I have a confession to make. I'm a box-brownie person. I like box brownies. I like their moist, chewy, preservative-laden chocolateness. We have boxes of brownie mix stored at home and even at the cabin, and often when we get up there, I will break one out first thing so that turning on the oven will help warm things up. When brownie mixes go on sale for 98 cents a box, I buy several.
That said, I have also been on a search for a from-scratch recipe that I can replace the boxed brownie with. (By the way, if any of you think you have the box brownie recipe clone, or something that blows box brownies out of the water, I would like that recipe, please.) This is the latest effort. It was good. It was intensely chocolate-y. You need a half gallon of milk near you when you eat it. The recipe comes from King Arthur Flour and my contribution to the Mommy's Kitchen Potluck.
Fudge Brownies
- 1 cup (2 sticks) butter
- 2 1/4 cups sugar
- 4 large eggs
- 1 1/4 cups cocoa powder (As I said, these were intensely chocolate-y.
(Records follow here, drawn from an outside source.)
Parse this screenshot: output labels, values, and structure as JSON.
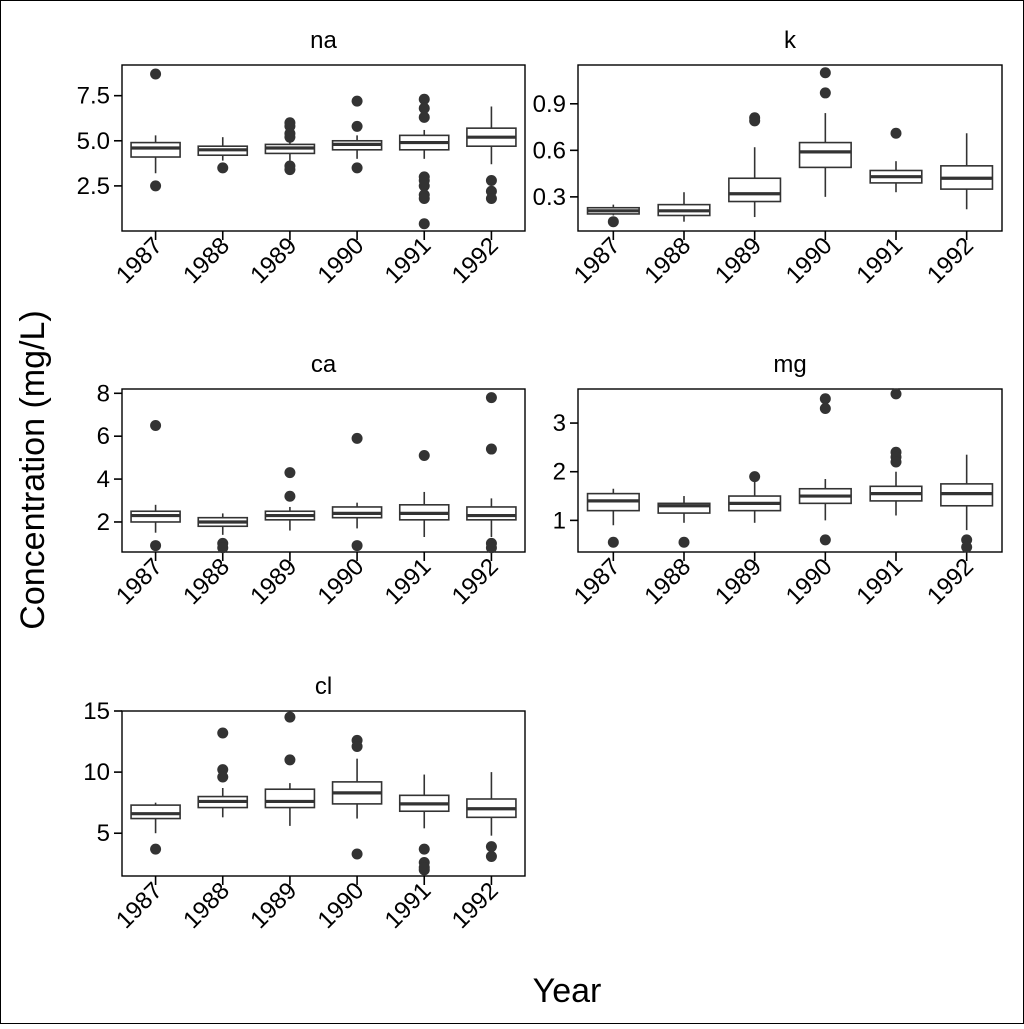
{
  "colors": {
    "box_fill": "#ffffff",
    "box_stroke": "#333333",
    "outlier": "#333333",
    "axis": "#000000",
    "background": "#ffffff"
  },
  "figure": {
    "xlabel": "Year",
    "ylabel": "Concentration (mg/L)"
  },
  "chart_data": [
    {
      "type": "box",
      "title": "na",
      "xlabel": "",
      "ylabel": "",
      "categories": [
        "1987",
        "1988",
        "1989",
        "1990",
        "1991",
        "1992"
      ],
      "ylim": [
        0.0,
        9.2
      ],
      "yticks": [
        2.5,
        5.0,
        7.5
      ],
      "ytick_labels": [
        "2.5",
        "5.0",
        "7.5"
      ],
      "grid": false,
      "legend": "none",
      "boxes": [
        {
          "x": "1987",
          "whislo": 3.2,
          "q1": 4.1,
          "med": 4.6,
          "q3": 4.9,
          "whishi": 5.3,
          "fliers": [
            8.7,
            2.5
          ]
        },
        {
          "x": "1988",
          "whislo": 3.9,
          "q1": 4.2,
          "med": 4.5,
          "q3": 4.7,
          "whishi": 5.2,
          "fliers": [
            3.5
          ]
        },
        {
          "x": "1989",
          "whislo": 3.9,
          "q1": 4.3,
          "med": 4.6,
          "q3": 4.8,
          "whishi": 5.1,
          "fliers": [
            6.0,
            5.8,
            5.4,
            5.2,
            3.6,
            3.4
          ]
        },
        {
          "x": "1990",
          "whislo": 4.0,
          "q1": 4.5,
          "med": 4.8,
          "q3": 5.0,
          "whishi": 5.3,
          "fliers": [
            7.2,
            5.8,
            3.5
          ]
        },
        {
          "x": "1991",
          "whislo": 4.0,
          "q1": 4.5,
          "med": 4.9,
          "q3": 5.3,
          "whishi": 5.6,
          "fliers": [
            7.3,
            6.8,
            6.3,
            3.0,
            2.8,
            2.5,
            2.0,
            1.8,
            0.4
          ]
        },
        {
          "x": "1992",
          "whislo": 3.7,
          "q1": 4.7,
          "med": 5.2,
          "q3": 5.7,
          "whishi": 6.9,
          "fliers": [
            2.8,
            2.2,
            1.8
          ]
        }
      ]
    },
    {
      "type": "box",
      "title": "k",
      "xlabel": "",
      "ylabel": "",
      "categories": [
        "1987",
        "1988",
        "1989",
        "1990",
        "1991",
        "1992"
      ],
      "ylim": [
        0.08,
        1.15
      ],
      "yticks": [
        0.3,
        0.6,
        0.9
      ],
      "ytick_labels": [
        "0.3",
        "0.6",
        "0.9"
      ],
      "grid": false,
      "legend": "none",
      "boxes": [
        {
          "x": "1987",
          "whislo": 0.18,
          "q1": 0.19,
          "med": 0.21,
          "q3": 0.23,
          "whishi": 0.25,
          "fliers": [
            0.14
          ]
        },
        {
          "x": "1988",
          "whislo": 0.14,
          "q1": 0.18,
          "med": 0.21,
          "q3": 0.25,
          "whishi": 0.33,
          "fliers": []
        },
        {
          "x": "1989",
          "whislo": 0.17,
          "q1": 0.27,
          "med": 0.32,
          "q3": 0.42,
          "whishi": 0.62,
          "fliers": [
            0.81,
            0.79
          ]
        },
        {
          "x": "1990",
          "whislo": 0.3,
          "q1": 0.49,
          "med": 0.59,
          "q3": 0.65,
          "whishi": 0.84,
          "fliers": [
            1.1,
            0.97
          ]
        },
        {
          "x": "1991",
          "whislo": 0.33,
          "q1": 0.39,
          "med": 0.43,
          "q3": 0.47,
          "whishi": 0.53,
          "fliers": [
            0.71
          ]
        },
        {
          "x": "1992",
          "whislo": 0.22,
          "q1": 0.35,
          "med": 0.42,
          "q3": 0.5,
          "whishi": 0.71,
          "fliers": []
        }
      ]
    },
    {
      "type": "box",
      "title": "ca",
      "xlabel": "",
      "ylabel": "",
      "categories": [
        "1987",
        "1988",
        "1989",
        "1990",
        "1991",
        "1992"
      ],
      "ylim": [
        0.6,
        8.2
      ],
      "yticks": [
        2,
        4,
        6,
        8
      ],
      "ytick_labels": [
        "2",
        "4",
        "6",
        "8"
      ],
      "grid": false,
      "legend": "none",
      "boxes": [
        {
          "x": "1987",
          "whislo": 1.5,
          "q1": 2.0,
          "med": 2.3,
          "q3": 2.5,
          "whishi": 2.8,
          "fliers": [
            6.5,
            0.9
          ]
        },
        {
          "x": "1988",
          "whislo": 1.4,
          "q1": 1.8,
          "med": 2.0,
          "q3": 2.2,
          "whishi": 2.4,
          "fliers": [
            1.0,
            0.8
          ]
        },
        {
          "x": "1989",
          "whislo": 1.6,
          "q1": 2.1,
          "med": 2.3,
          "q3": 2.5,
          "whishi": 2.7,
          "fliers": [
            4.3,
            3.2
          ]
        },
        {
          "x": "1990",
          "whislo": 1.7,
          "q1": 2.2,
          "med": 2.4,
          "q3": 2.7,
          "whishi": 2.9,
          "fliers": [
            5.9,
            0.9
          ]
        },
        {
          "x": "1991",
          "whislo": 1.3,
          "q1": 2.1,
          "med": 2.4,
          "q3": 2.8,
          "whishi": 3.4,
          "fliers": [
            5.1
          ]
        },
        {
          "x": "1992",
          "whislo": 1.3,
          "q1": 2.1,
          "med": 2.3,
          "q3": 2.7,
          "whishi": 3.1,
          "fliers": [
            7.8,
            5.4,
            1.0,
            0.8
          ]
        }
      ]
    },
    {
      "type": "box",
      "title": "mg",
      "xlabel": "",
      "ylabel": "",
      "categories": [
        "1987",
        "1988",
        "1989",
        "1990",
        "1991",
        "1992"
      ],
      "ylim": [
        0.35,
        3.7
      ],
      "yticks": [
        1,
        2,
        3
      ],
      "ytick_labels": [
        "1",
        "2",
        "3"
      ],
      "grid": false,
      "legend": "none",
      "boxes": [
        {
          "x": "1987",
          "whislo": 0.9,
          "q1": 1.2,
          "med": 1.4,
          "q3": 1.55,
          "whishi": 1.65,
          "fliers": [
            0.55
          ]
        },
        {
          "x": "1988",
          "whislo": 0.95,
          "q1": 1.15,
          "med": 1.3,
          "q3": 1.35,
          "whishi": 1.5,
          "fliers": [
            0.55
          ]
        },
        {
          "x": "1989",
          "whislo": 0.95,
          "q1": 1.2,
          "med": 1.35,
          "q3": 1.5,
          "whishi": 1.85,
          "fliers": [
            1.9
          ]
        },
        {
          "x": "1990",
          "whislo": 1.0,
          "q1": 1.35,
          "med": 1.5,
          "q3": 1.65,
          "whishi": 1.85,
          "fliers": [
            3.5,
            3.3,
            0.6
          ]
        },
        {
          "x": "1991",
          "whislo": 1.1,
          "q1": 1.4,
          "med": 1.55,
          "q3": 1.7,
          "whishi": 2.0,
          "fliers": [
            3.6,
            2.4,
            2.3,
            2.2
          ]
        },
        {
          "x": "1992",
          "whislo": 0.8,
          "q1": 1.3,
          "med": 1.55,
          "q3": 1.75,
          "whishi": 2.35,
          "fliers": [
            0.6,
            0.45
          ]
        }
      ]
    },
    {
      "type": "box",
      "title": "cl",
      "xlabel": "",
      "ylabel": "",
      "categories": [
        "1987",
        "1988",
        "1989",
        "1990",
        "1991",
        "1992"
      ],
      "ylim": [
        1.5,
        15.0
      ],
      "yticks": [
        5,
        10,
        15
      ],
      "ytick_labels": [
        "5",
        "10",
        "15"
      ],
      "grid": false,
      "legend": "none",
      "boxes": [
        {
          "x": "1987",
          "whislo": 5.0,
          "q1": 6.2,
          "med": 6.6,
          "q3": 7.3,
          "whishi": 7.5,
          "fliers": [
            3.7
          ]
        },
        {
          "x": "1988",
          "whislo": 6.3,
          "q1": 7.1,
          "med": 7.6,
          "q3": 8.0,
          "whishi": 8.7,
          "fliers": [
            13.2,
            10.2,
            9.6
          ]
        },
        {
          "x": "1989",
          "whislo": 5.6,
          "q1": 7.1,
          "med": 7.6,
          "q3": 8.6,
          "whishi": 9.1,
          "fliers": [
            14.5,
            11.0
          ]
        },
        {
          "x": "1990",
          "whislo": 6.2,
          "q1": 7.4,
          "med": 8.3,
          "q3": 9.2,
          "whishi": 11.1,
          "fliers": [
            12.6,
            12.1,
            3.3
          ]
        },
        {
          "x": "1991",
          "whislo": 5.4,
          "q1": 6.8,
          "med": 7.4,
          "q3": 8.1,
          "whishi": 9.8,
          "fliers": [
            3.7,
            2.6,
            2.2,
            2.0
          ]
        },
        {
          "x": "1992",
          "whislo": 4.8,
          "q1": 6.3,
          "med": 7.0,
          "q3": 7.8,
          "whishi": 10.0,
          "fliers": [
            3.9,
            3.1
          ]
        }
      ]
    }
  ]
}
I might tweak this measurement a bit, decreasing it some and replacing what I don't use with more flour.)
- 1 teaspoon salt
- 1 teaspoon baking powder
- 1 Tablespoon vanilla
- 1 1/2 cups flour
- 2 cups semi-sweet chocolate chips
Preheat oven to 350 degrees and grease a 9x13 pan
In a small saucepan over low heat, melt butter completely. Stir in sugar and continue cooking for 1-2 minutes, stirring constantly. Do not allow mixture to boil.
Pour butter mixture into a large bowl or stand mixer, beat in cocoa powder, eggs salt, baking powder, and vanilla. Mix until well combined. Stir in the flour and chocolate chips until well combined.
Pour inot prepared pan and bake for about 30 minutes, until a tester comes out mostly clean. Cool on a wire rack.